The latest equipment that we have bought is the PET CT Scan which is an expensive equipment to detect cancer at an early stage. As demand for imaging is increasing, we have also added two, 3 Tesla MRI machines which are available in very few hospitals, and their images are of the highest quality. Also we are very focused on technology and hence constantly upgrade the machines and equipments used in the hospital.
What are the initiatives Bombay Hospital has taken for medical training and education?
Our core activity is patient health and patient care but we do emphasize on medical education as well.

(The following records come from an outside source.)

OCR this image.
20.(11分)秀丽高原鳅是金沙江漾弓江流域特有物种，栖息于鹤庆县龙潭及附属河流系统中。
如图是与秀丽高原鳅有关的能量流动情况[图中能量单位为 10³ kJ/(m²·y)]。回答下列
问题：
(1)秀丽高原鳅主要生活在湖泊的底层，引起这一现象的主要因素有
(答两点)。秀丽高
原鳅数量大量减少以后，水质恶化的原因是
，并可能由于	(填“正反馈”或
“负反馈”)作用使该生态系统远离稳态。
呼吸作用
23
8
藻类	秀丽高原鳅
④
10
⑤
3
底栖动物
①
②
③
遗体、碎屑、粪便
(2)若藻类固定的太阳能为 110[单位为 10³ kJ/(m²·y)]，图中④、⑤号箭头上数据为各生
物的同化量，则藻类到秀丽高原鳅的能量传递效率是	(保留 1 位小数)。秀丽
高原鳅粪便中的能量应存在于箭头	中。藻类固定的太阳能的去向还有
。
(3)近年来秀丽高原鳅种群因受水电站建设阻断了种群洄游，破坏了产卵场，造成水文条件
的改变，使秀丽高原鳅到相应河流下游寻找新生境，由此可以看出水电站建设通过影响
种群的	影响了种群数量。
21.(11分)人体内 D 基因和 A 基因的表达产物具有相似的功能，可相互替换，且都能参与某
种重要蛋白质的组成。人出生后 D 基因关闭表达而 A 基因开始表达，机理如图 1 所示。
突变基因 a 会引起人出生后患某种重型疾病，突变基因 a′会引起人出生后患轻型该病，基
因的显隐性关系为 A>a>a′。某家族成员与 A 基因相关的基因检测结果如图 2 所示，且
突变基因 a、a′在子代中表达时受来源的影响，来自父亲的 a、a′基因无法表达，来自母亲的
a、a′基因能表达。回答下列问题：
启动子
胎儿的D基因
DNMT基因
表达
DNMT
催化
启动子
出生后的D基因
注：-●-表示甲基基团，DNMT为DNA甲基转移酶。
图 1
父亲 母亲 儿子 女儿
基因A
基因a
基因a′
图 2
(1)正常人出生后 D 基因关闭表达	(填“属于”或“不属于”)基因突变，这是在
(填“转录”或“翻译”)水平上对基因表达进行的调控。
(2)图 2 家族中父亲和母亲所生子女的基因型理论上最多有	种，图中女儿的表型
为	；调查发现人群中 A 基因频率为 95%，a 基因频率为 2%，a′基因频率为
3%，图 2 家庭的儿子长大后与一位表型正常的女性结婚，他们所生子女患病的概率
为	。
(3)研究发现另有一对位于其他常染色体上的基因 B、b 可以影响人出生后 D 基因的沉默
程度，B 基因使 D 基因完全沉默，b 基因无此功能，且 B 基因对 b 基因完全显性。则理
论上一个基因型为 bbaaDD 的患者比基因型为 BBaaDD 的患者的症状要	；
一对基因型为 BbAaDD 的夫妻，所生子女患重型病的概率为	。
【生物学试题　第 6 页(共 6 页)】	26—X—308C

The Bombay Hospital Institute of Medical Sciences started in 1988 and has completed 25 years. We offer super- speciality courses such as DM and MCH and Post Graduate courses like MD, MS and DNB. Bombay Hospital Institute of Medical Sciences (BHIMS) is affiliated to Maharashtra University of Health Sciences (MUHS) and recognized by the Medical Council of India (MCI), and all admissions are purely on merit.
“We do not believe in franchise models. We want to carry forward the crux of our hospital which was formed in 1952. We want to extend to other cities and states but only on the basis of our model”
What are your initiatives on accreditation and collaboration strategies?
Apart from accreditation, we follow its norms for all departments like facilities, infrastructure, protocols and procedures, etc. We seek every minute detail. We do not want to follow the norms just for the sake of accreditation and certification, but for gearing and training every person who works in Bombay Hospital. When our people are trained, they will be able to deliver better services to the patient and this is what we emphasize on.
How do you look at the opportunities in Tier II and Tier III cities in healthcare?
Ours is a totally different model. We aim to build institutions; that is, we want to have multi-speciality hospitals with training facilities for doctors, nurses etc. We are not looking at expansions in terms of small hospitals, nursing homes and such collaborations.
With the advent of IT, how do you look at the use of IT in the healthcare sector?
There is no doubt that technology has advanced in the medical field. It has developed to such an extent that perhaps medical practitioners have not been able to match the pace. We ourselves have been trying to catch up with the technology because today there are techniques which can do wonders. Today, you have imaging on smart phones from wherever you are. We are taking steps to advance technologically. We are taking efforts to train every person associated with the hospital, but there is a lot to do to keep up pace with the technology.
Now that the new government has ushered in, what are your expectations for the health industry?
I hope that the government provides some relief to hospitals in terms of subsidies on the charges of electricity, water and such other facilities. These are the basic requirements and since hospitals contribute towards the soci- ety, a little help in these sectors would be great. We do not want things for free, but at least at a subsidized rate.
What are your views on the existing government schemes?
Rajiv Gandhi Yojana (RGY) is good, no doubt, we have other schemes as well, but what we need is a common scheme for all the hospitals. For example, there is a scheme for poor patients which provides completely free treatment to those with an annual income of less than 50,000 and also for people belonging to the weaker sections.
How do you look at the emergence of medical tourism?
It has emerged considerably.I had predicted this a few years ago and I believe that medical tourism will be the answer for quality and affordable health care for everyone.